Greenhouse gas removal technologies and practices are essential to bring emissions to net zero and limit global warming to 1.5 °C. To achieve this, the majority of integrated assessment models (IAMs), that generate future emissions scenarios and inform the international policy process, use large-scale afforestation and biomass energy with carbon capture and storage (BECCS). The feasibility of these technologies and practices has only so far been considered from a relatively narrow techno-economic or biophysical perspective. Here, we present one of the first studies to elicit perspectives through an expert mapping process to open up and broaden the discussion around feasibility of afforestation and BECCS. Our stakeholders included business and industry, non-governmental organisations and policy makers, spanning expertise in bioenergy, forestry, CCS and climate change. Perspectives were elicited on (1) issues relating to BECCS with large-scale afforestation, and (2) specific criteria for assessing feasibility. Participants identified 12 main themes with 61 sub-themes around issues, and 11 main themes with 33 sub-themes around feasibility criteria.
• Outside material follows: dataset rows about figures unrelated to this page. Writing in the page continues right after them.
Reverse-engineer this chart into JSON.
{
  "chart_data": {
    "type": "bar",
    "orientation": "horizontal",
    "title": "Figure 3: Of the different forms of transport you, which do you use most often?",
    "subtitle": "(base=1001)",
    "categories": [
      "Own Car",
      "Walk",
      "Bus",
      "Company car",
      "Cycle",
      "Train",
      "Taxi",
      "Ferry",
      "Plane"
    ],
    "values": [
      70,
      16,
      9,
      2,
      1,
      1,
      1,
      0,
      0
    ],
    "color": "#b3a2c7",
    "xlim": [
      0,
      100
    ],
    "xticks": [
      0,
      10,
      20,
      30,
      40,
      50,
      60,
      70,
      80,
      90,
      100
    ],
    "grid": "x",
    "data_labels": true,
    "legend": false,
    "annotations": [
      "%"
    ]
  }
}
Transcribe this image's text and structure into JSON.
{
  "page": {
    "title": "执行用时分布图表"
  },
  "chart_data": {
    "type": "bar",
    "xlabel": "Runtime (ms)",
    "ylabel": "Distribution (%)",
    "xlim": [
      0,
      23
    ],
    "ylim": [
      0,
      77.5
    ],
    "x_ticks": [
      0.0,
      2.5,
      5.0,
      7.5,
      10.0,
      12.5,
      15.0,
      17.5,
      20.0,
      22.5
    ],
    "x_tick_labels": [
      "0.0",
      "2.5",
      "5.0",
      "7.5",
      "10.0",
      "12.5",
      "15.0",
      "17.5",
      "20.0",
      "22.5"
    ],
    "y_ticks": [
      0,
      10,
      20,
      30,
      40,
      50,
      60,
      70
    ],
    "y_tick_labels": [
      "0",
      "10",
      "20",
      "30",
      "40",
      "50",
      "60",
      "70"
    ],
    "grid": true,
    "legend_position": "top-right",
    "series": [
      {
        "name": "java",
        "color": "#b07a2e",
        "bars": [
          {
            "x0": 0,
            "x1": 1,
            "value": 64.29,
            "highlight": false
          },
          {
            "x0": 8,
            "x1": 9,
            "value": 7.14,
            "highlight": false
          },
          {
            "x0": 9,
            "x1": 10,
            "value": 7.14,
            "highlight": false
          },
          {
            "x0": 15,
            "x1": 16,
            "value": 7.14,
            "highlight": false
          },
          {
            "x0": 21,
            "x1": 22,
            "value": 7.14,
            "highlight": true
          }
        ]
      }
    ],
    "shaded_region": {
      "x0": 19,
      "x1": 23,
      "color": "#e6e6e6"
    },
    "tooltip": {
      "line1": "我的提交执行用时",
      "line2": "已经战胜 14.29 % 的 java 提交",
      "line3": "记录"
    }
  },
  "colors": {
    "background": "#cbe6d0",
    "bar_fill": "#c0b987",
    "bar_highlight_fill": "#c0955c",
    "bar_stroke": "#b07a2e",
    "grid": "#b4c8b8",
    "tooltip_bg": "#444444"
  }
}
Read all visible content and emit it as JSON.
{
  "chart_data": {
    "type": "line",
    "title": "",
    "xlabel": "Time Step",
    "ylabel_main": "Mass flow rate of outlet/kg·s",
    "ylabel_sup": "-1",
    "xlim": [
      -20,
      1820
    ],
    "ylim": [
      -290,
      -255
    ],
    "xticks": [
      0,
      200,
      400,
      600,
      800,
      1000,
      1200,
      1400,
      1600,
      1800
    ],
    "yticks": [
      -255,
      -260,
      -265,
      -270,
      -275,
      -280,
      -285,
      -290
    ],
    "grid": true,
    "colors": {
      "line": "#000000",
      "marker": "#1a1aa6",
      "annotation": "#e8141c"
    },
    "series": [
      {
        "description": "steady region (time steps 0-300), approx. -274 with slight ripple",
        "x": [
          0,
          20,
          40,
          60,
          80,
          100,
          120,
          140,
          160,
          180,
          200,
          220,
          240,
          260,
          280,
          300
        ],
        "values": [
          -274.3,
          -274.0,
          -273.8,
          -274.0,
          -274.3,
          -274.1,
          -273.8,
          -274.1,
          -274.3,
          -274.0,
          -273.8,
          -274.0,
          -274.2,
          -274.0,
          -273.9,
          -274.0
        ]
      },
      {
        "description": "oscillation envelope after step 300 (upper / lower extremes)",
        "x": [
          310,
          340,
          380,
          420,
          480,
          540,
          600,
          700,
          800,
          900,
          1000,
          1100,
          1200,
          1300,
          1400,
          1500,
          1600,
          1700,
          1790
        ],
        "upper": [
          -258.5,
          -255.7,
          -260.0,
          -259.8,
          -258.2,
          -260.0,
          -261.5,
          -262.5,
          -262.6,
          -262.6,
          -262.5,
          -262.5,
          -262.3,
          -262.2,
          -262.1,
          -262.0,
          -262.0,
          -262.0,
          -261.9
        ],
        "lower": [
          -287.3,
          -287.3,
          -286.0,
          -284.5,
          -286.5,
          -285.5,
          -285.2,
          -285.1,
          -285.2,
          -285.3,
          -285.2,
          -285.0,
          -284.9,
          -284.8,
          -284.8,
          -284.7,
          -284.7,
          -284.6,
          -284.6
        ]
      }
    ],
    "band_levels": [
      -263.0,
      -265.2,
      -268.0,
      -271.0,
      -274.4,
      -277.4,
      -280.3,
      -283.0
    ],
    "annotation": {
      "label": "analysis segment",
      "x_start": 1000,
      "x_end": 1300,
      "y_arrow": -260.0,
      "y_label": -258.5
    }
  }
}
Our findings show important societal and governance aspects of feasibility that are currently under-represented, specifically issues around real-world complexity, competing human needs, justice and ethics. Unique to the use of these technologies for greenhouse gas removal are issues around temporal and spatial scale, and greenhouse gas accounting. Using these expert insights, we highlight where IAMs currently poorly capture these concerns. These broader, often more qualitative perspectives, issues and uncertainties must be recognised and accounted for, in order to understand the real-world feasibility of large-scale afforestation and BECCS and the role they play in limiting climate change. These considerations enable widening the scope to broader and deeper discussions about possible and desirable futures, beyond a focus on achieving net-zero emissions, attentive to the effects such decisions may have. We outline approaches that can be used to attend to the complex social and political dimensions that IAMs do not render. By complementing IAMs in this way opportunities can be created to open up considerations of future options and alternatives beyond those framings proposed by IAMs, creating opportunities for inclusion of knowledges, reflexivity and responsibility.